Due to health issues she doesn't get out to research any longer, but she keeps in touch with her fellow researchers and passes along any new findings. How grateful I am to have had her as an early mentor in developing my methods and open mind research and generosity in sharing. Hope you had someone as inspiring as I did to help you get started. Lori has been that type of person on the blogs for me too. Thanks a bunch.
Sunday, August 2, 2009
My earliest memories of my Aunt Lillie are when she would come into the kitchen, of whichever of the Aunt's we were at for a holiday, with her huge turkey roaster and armloads of rolls, etc. When she arrived, there was always brightness and laughter.
Lillie Langley was the youngest of my father's family. She was full of life. She was born in 1923 and died in 1963 at the untimely age of 40 years. I loved her so. Some of her sister's blamed her early death on the fact that she had 5 children. NOT. What a legacy they have been to her. She loved everyone of them, in fact she was like a mother hen, and would snuggle in any that needed loving. She had 3 girls and 2 boys. All but one is still living. Her daughter made the comment, "Momma I do believe had heart trouble. It was just not diagnosed. She was having a horrible time with the hormonal changes.Which was at the time of her death too. She was going through menopause. I'll never forget it. They had done surgery on her and she just went right into it. I found out later that the doctor she was going to, had given her Librium of all drugs for the emotional ups and downs. Librium itself can cause heart attacks and other things. But I have to look at it this way. We felt very cheated when she died. I was 15 and you just have no idea as to what that did to all of us. I have come to believe in my heart though that We all have a time to be born and a time to die. and that for what ever reason, God took her home early in life. It was her time. and nothing was going to stop that from happening." We all can take a lesson in life from this. We miss someone, we wish we had them back, but realize it was just their time to return to Heavenly Father and find comfort in that knowledge.

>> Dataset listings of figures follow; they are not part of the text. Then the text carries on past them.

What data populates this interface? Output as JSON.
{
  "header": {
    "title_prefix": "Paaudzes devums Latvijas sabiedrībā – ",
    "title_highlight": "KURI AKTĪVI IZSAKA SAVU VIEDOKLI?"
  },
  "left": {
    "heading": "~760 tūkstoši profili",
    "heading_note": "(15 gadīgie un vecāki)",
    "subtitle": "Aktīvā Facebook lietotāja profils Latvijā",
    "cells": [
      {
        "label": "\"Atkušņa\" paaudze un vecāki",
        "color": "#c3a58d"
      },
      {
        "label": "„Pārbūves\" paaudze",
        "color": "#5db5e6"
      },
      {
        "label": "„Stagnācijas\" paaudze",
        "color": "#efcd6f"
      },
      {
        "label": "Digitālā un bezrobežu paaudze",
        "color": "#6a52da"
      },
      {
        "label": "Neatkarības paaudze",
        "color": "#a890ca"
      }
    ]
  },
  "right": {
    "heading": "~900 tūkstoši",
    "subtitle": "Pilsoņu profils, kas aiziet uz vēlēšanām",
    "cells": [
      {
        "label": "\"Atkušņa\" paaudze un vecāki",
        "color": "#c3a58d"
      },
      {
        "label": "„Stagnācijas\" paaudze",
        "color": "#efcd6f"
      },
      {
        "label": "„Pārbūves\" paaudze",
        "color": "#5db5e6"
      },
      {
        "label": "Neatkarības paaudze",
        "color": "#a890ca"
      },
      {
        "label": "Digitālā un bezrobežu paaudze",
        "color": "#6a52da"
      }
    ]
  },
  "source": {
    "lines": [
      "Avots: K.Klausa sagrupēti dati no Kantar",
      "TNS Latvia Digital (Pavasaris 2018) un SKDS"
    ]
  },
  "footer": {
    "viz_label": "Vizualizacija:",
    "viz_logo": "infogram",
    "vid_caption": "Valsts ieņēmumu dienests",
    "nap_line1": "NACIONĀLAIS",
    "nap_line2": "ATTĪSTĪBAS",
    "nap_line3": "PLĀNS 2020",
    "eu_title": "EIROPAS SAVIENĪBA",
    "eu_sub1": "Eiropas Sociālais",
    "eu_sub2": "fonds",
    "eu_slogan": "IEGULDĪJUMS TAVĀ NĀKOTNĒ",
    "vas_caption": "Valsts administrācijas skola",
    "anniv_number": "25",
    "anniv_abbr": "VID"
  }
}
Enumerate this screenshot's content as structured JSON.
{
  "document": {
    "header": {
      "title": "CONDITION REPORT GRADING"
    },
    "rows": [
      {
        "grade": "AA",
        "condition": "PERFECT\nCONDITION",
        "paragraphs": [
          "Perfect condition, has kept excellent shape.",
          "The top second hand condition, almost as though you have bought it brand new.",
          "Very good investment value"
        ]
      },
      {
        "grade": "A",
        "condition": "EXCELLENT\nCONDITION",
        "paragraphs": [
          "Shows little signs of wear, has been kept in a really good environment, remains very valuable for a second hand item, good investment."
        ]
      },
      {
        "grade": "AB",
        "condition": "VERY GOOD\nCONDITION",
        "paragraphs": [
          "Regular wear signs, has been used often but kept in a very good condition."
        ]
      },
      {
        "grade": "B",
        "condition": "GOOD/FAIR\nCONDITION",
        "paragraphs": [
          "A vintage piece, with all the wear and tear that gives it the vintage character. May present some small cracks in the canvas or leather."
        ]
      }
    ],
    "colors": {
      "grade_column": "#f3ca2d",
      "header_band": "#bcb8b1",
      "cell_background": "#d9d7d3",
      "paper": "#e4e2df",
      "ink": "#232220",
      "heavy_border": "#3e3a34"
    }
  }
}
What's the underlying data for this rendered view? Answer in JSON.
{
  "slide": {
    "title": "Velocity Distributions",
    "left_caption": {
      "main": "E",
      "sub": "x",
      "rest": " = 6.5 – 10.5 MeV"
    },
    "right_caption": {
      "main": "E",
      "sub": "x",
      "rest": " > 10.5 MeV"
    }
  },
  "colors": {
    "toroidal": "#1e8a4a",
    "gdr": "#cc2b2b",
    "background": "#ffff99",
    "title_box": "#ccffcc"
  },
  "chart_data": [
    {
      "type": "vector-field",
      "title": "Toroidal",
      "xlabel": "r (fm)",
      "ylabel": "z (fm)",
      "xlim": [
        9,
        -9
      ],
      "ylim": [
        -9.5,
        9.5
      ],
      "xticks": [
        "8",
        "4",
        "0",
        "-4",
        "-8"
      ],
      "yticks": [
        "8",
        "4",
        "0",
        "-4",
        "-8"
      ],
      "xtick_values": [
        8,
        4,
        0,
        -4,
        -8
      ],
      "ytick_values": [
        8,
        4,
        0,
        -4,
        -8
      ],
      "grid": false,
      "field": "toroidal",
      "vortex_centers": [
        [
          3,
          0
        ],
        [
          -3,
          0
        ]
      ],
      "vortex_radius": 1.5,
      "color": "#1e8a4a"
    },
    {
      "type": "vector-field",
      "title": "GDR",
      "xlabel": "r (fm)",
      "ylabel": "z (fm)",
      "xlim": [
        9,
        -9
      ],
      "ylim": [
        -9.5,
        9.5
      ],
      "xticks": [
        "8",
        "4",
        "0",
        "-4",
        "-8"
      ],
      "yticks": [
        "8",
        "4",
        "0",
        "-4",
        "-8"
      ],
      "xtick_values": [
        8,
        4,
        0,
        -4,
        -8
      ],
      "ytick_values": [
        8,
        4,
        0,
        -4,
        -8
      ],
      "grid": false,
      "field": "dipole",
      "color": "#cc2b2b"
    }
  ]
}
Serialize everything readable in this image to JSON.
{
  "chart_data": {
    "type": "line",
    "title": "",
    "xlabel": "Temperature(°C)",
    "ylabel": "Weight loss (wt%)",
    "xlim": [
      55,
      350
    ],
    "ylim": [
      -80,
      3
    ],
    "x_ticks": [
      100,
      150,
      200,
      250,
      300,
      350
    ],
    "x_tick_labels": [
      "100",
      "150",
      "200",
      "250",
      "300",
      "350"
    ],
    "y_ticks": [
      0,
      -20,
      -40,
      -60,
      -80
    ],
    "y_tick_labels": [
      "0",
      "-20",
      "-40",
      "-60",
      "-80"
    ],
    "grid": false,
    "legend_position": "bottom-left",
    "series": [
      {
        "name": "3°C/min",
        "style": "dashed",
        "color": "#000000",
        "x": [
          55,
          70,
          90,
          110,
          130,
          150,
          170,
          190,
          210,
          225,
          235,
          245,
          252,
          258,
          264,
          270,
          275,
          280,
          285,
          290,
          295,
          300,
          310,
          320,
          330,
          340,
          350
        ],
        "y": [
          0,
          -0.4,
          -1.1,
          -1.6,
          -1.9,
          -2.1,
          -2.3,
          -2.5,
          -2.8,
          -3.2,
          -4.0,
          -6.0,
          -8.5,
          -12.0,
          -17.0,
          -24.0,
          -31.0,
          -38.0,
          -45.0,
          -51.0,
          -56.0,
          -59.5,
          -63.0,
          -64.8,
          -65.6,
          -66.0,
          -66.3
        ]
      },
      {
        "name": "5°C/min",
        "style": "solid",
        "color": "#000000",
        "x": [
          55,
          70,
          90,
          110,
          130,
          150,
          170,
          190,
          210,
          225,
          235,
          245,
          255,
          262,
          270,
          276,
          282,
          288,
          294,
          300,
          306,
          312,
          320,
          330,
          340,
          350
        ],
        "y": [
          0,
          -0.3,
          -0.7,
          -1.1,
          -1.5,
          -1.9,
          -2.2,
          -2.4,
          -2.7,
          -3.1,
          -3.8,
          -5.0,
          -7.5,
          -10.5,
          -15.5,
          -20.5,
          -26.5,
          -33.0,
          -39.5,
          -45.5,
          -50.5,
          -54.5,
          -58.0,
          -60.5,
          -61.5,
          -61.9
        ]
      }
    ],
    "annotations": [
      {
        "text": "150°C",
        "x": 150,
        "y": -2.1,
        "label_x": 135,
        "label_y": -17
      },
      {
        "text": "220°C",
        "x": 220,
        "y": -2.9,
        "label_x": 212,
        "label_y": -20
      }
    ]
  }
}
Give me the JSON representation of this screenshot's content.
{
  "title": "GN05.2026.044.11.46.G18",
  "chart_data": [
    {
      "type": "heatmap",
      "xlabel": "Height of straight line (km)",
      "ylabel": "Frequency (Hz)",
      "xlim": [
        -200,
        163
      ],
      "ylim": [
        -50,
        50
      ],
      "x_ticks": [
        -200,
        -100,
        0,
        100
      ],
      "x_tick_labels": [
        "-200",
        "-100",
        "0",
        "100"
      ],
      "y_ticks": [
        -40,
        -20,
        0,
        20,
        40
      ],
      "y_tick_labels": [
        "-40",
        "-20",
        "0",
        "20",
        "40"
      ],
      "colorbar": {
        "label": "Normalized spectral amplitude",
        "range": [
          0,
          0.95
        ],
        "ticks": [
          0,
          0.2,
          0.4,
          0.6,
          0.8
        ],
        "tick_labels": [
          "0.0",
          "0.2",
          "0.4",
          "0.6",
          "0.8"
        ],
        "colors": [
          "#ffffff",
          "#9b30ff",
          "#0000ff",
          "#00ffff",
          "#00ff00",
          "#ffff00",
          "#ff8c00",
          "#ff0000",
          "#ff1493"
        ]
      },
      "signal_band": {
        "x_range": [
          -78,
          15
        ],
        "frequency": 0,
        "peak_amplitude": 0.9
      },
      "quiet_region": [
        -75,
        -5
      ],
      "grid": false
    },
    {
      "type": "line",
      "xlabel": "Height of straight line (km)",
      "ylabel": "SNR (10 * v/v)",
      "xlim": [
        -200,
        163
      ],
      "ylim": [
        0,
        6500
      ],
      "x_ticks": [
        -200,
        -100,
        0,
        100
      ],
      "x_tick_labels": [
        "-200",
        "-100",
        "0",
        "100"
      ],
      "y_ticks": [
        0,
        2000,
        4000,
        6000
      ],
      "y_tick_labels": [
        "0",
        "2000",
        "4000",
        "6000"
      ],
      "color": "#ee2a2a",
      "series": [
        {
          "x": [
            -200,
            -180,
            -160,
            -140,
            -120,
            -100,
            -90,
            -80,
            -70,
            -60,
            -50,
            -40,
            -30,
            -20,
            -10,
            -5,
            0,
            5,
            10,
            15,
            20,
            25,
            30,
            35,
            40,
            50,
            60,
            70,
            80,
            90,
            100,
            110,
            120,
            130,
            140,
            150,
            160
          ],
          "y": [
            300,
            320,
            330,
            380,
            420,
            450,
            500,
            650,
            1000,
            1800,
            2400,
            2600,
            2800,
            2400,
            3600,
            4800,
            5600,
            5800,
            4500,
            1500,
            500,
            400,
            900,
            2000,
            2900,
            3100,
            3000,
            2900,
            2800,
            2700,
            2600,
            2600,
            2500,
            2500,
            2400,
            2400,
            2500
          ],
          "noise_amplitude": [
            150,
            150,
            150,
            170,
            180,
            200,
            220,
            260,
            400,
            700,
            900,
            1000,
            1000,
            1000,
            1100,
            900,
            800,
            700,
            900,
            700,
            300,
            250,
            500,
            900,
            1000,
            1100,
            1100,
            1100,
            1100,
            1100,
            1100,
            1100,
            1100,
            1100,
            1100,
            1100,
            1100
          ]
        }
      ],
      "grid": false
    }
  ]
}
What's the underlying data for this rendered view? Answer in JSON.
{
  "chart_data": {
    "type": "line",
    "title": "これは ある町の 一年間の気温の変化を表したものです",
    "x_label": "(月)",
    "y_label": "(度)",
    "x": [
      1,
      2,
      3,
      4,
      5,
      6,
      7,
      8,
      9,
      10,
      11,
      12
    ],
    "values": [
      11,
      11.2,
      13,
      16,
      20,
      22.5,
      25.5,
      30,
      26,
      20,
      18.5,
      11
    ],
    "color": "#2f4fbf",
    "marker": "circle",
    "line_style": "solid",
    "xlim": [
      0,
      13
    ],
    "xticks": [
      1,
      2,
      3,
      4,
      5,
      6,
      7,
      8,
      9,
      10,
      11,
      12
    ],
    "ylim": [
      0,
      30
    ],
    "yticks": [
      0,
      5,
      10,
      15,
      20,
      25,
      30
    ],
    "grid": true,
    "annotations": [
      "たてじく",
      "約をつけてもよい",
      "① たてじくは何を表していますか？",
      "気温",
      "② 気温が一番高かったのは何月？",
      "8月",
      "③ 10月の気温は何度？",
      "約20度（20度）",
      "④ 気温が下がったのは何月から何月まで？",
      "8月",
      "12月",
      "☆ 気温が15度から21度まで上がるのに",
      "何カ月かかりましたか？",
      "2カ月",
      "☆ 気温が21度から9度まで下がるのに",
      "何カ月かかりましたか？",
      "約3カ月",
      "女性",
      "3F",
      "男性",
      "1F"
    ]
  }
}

My favorite memory was spending two weeks with her in the summer of my 12th year. My cousins taught me to swim in a crayfish pond and she taught me to love cooking. Every morning she had a wonderful smelling breakfast ready for us (a delicacy of biscuits and gravy, I still can not resist...it is a comfort food) . The biscuits were homemade, dipped in bacon grease, and baked. Not really healthy eating by today's standards, but mmm mmm good tasting. You could float into the kitchen on the smell. Her daughter told me:"This made me feel so good Frances, as I could actually smell those biscuits and gravy and could see her again. My momma had the habit of pouring bacon grease on her eggs before she ate them. She loved that. She always made homemade biscuits and would turn them in oil or bacon grease before baking them."
She had thick dark brown hair, laughing eyes, and friendly, loving lips that had the hint of smile always at the edges of her mouth. She was always full of smiles and had a wonderful sense of humor. I hoped to be like her, she never held grudges or hurt others feelings.
If I am successful in following her example, I hope that my legacy will be of kindness, hope, love, and laughter for my family too.